First Download FTK Imager From here and install in your pc.

ADD Evidence Item

Click on Add Evidence Item to add evidence from disk, image file or folder.

Now select the source evidence type as physical drive, logical drive or image file. We have selected image file and click on next.

Select virtual drive image & click on open option.

Select the source path and click on finish.

Now select Evidence Tree and analyze the virtual disk as physical disk.

Similarly to add raw image select again add evidence item and click on image file and click on open option.

Click on finish.

Now raw image will be added as physical drive to analyze.

Mounting an Image as a Local Drive

To mount an image file, click on Image Mounting option.

Select virtual drive image.

Select Mount Type, Drive Letter and Mount Method and click on mount option.

Now it will show the virtual drive.

Now select the image file to mount image to drive.

Capture Memory

Click on button “Capture Memory” how the picture below:

On the next window choice the directory to storage the extracted files, and click on the button “Capture Memory”
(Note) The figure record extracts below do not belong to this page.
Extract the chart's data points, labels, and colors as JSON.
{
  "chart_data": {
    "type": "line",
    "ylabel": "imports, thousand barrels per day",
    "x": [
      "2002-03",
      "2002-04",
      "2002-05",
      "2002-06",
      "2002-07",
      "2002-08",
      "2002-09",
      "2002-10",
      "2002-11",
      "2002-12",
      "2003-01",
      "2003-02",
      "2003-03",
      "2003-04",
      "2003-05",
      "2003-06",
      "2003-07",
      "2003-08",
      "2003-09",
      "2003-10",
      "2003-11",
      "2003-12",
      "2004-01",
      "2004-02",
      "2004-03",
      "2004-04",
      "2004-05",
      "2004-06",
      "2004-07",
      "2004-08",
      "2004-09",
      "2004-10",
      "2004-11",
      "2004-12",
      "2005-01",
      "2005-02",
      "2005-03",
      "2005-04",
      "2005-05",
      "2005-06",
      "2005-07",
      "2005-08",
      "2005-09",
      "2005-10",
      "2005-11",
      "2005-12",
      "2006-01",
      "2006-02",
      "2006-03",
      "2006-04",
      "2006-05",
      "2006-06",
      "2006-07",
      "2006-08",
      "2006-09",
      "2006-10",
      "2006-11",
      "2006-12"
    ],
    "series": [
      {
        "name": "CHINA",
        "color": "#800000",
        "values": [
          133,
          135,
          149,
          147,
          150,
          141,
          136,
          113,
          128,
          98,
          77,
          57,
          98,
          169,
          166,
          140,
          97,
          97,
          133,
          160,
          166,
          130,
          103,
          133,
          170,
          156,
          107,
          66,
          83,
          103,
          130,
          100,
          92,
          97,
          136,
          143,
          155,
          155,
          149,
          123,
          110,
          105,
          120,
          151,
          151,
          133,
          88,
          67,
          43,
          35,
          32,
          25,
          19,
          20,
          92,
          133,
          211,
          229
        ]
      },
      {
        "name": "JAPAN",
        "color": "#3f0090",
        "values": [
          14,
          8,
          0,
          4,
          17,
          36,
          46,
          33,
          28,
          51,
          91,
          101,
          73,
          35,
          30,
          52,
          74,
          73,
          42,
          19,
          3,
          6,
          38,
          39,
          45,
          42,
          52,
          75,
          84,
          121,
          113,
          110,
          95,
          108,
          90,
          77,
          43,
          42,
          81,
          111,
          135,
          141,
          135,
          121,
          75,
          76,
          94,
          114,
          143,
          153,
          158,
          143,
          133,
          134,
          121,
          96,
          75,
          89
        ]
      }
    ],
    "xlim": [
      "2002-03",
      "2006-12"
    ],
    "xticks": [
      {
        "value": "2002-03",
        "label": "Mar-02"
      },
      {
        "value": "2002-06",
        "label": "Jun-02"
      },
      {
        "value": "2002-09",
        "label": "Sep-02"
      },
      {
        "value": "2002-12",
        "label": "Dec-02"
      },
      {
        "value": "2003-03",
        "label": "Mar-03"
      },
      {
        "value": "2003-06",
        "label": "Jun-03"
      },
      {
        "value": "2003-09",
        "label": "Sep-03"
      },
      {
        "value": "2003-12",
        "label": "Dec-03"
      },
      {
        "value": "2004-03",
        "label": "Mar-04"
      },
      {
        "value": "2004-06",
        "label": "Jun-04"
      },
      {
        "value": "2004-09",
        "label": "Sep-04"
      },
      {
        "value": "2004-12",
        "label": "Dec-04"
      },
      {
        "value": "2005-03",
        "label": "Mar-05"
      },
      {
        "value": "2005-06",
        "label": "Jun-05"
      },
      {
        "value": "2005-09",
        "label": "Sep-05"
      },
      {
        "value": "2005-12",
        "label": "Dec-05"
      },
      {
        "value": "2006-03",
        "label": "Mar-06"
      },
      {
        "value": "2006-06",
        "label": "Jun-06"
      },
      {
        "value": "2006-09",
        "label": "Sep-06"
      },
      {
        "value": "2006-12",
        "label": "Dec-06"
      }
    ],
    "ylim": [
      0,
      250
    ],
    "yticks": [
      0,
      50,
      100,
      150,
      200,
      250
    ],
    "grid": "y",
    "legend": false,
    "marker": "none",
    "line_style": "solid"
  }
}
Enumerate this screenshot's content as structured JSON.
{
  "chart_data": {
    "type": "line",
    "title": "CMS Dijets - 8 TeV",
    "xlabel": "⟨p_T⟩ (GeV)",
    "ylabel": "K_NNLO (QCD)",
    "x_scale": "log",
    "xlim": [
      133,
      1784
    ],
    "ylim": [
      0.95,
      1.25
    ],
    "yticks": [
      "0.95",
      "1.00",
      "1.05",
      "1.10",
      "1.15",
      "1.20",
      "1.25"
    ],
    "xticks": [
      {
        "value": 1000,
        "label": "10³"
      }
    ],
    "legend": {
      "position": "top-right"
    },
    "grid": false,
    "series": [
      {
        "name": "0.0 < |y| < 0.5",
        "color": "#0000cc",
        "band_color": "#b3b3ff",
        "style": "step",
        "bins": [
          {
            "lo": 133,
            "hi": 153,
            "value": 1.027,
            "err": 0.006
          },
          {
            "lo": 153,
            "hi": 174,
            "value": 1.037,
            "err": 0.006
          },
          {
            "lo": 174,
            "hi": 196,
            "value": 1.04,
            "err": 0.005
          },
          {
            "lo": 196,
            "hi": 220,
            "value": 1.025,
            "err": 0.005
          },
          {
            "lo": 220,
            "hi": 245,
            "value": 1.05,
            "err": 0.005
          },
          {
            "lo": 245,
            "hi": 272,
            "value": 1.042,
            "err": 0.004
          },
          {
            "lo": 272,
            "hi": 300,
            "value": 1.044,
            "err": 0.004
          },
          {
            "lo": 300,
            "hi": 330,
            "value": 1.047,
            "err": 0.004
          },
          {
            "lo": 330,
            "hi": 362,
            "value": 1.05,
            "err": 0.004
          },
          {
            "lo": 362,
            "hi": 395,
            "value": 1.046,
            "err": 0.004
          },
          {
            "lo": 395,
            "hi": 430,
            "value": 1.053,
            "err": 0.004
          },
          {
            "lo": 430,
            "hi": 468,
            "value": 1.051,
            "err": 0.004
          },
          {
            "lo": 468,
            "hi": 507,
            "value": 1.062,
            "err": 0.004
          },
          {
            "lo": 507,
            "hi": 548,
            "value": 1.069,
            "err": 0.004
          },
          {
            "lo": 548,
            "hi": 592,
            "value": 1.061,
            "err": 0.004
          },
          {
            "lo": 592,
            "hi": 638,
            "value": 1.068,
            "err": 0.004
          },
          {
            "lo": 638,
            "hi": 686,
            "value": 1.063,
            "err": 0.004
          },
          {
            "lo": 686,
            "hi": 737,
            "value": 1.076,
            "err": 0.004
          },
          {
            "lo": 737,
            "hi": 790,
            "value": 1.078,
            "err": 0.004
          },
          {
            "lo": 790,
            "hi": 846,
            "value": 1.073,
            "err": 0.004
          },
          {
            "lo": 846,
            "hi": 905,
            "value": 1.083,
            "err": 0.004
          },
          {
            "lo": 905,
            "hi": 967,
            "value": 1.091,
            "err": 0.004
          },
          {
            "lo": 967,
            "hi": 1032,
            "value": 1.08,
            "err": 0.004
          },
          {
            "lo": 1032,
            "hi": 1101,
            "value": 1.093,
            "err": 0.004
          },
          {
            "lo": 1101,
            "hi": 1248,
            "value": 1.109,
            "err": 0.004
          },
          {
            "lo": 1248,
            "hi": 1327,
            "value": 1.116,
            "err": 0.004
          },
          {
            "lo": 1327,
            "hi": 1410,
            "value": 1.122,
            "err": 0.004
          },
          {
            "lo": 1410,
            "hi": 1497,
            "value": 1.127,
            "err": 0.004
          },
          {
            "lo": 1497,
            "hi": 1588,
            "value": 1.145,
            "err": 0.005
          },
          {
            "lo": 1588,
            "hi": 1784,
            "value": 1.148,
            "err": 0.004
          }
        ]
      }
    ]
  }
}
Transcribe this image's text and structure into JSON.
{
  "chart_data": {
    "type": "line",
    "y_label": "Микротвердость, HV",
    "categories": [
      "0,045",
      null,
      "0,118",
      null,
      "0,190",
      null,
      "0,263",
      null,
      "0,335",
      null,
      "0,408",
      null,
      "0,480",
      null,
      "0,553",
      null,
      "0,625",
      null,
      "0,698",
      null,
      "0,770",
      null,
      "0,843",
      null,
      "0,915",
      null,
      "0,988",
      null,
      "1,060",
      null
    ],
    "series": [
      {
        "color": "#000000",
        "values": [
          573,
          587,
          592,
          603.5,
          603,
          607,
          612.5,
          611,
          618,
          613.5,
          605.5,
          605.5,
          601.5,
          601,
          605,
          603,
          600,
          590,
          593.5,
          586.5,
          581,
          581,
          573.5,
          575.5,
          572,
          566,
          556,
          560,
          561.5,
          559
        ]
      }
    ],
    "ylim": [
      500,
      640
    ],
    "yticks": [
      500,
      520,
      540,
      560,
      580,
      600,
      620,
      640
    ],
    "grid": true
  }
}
Wait for the process finish.

A memory dump file will be created on the source directory.

Create RAW Image

Now open the FTK Imager and Click on Create Disk Image

Now a “Select source” box will open and choose “Physical Drive” click NEXT  

Now choose the drive of the Suspect Evidence you want to make image.

After choosing the Drive Click on finish to Start Creating Image of Suspect Evidence

(Note: choose option “Verify images after they are created”)

Now in Select Image Type Choose “Raw (dd)” and click on NEXT

Now In” Evidence Item Information” Fill the Following attributes, as you can see some random information given can be random as per the Suspects Evidence. Click NEXT

Now choose the location of the image you want to create and Name the Image Filename. And click on FINISH

Now in final Step Click START button to start Creating Image.

Successfully the Suspects Evidence Image Is Created .Now you can audit the Suspects evidence from the image Created from FTK Image.